Denis Pinson : A Tonga, nous avons interviewé une personne qui n’était pas la bonne : un pasteur au lieu d’un docteur ! Nous avons vite compris le malentendu et, sans se décourager, nous avons filé vers le dispensaire du « vrai » médecin à une quinzaine de kilomètres, qui a eu la gentillesse de nous attendre.
les personnages
Loïc, personnage du film, Nouvelle-Calédonie
Philippe Dunoyer, président de la Commission permanente de la santé en Nouvelle-Calédonie
Pourquoi avez-vous accepté de participer au film ?
Loïc : Je voulais montrer aux gens que la sleeve n’est pas une opération à prendre à la légère. C’est un véritable travail sur soi, avec tout un encadrement autour, bien sûr.. Ça n’est pas si simple !
Philippe Dunoyer : Parce qu'il aborde un des plus graves problèmes de société face auquel nous ne pouvons pas rester spectateurs.

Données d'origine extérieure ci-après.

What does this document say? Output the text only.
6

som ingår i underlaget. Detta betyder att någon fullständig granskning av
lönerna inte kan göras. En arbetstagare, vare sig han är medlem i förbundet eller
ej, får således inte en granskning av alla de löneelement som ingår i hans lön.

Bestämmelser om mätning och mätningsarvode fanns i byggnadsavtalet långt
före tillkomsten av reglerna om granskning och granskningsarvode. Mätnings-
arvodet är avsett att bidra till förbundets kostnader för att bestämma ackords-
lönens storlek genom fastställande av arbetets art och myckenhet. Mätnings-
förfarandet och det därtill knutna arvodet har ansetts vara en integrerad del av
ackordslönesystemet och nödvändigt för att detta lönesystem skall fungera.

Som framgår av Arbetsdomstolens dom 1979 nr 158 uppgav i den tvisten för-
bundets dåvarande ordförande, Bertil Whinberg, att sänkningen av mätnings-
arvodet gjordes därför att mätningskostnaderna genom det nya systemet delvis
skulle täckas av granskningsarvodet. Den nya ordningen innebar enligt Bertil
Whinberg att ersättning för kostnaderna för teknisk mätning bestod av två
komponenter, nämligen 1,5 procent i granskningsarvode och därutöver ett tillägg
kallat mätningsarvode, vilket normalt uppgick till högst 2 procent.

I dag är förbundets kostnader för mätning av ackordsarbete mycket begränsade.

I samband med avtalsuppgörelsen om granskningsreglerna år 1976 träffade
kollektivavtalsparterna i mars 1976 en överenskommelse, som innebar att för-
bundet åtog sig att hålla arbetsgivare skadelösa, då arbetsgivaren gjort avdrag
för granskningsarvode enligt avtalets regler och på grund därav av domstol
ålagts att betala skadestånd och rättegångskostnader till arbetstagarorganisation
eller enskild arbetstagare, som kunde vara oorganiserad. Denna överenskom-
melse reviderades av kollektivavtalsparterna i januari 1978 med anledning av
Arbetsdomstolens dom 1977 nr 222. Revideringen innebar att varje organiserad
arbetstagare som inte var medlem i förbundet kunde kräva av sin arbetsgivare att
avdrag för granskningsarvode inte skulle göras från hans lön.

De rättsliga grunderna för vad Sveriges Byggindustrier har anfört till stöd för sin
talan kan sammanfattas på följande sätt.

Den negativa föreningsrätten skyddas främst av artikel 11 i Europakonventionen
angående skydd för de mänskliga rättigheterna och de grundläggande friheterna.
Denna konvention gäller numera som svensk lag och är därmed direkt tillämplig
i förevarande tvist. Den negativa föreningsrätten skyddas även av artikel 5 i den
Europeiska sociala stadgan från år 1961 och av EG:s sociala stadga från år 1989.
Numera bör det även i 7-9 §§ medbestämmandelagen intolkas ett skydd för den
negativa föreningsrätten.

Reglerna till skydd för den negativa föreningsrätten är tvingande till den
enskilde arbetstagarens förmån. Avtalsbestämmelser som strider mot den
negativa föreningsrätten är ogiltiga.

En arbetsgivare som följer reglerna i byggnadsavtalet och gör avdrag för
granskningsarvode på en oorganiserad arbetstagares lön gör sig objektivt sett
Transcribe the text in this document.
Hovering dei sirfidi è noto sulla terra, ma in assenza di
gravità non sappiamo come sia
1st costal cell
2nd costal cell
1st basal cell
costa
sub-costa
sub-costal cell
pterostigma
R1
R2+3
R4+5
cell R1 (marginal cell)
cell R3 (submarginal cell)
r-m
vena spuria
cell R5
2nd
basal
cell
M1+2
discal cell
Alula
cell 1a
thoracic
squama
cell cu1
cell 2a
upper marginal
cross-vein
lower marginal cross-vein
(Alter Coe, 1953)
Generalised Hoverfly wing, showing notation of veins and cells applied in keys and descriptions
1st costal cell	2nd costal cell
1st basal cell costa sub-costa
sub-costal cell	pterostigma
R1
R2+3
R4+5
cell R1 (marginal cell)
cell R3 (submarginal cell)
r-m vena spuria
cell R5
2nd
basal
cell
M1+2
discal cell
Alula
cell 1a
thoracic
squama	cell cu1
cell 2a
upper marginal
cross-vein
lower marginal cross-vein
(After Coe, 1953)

L'angle choisi pour l'illustrer m'a semblé le plus efficace afin de toucher les consciences.
Quel serait votre message pour lutter contre l’obésité ?
Loïc : Il ne faut pas prendre son surpoids pour un jeu, il faut régler ce problème avant d’en arriver à la sleeve qui est une opération de la dernière chance. Il faut se motiver et prendre tous les moyens dont on dispose avant de se faire sleever.
Philippe Dunoyer : Le surpoids est l'antichambre de l'obésité : il n'est ni normal ni une fatalité. Faire attention à son poids, c'est défendre un capital.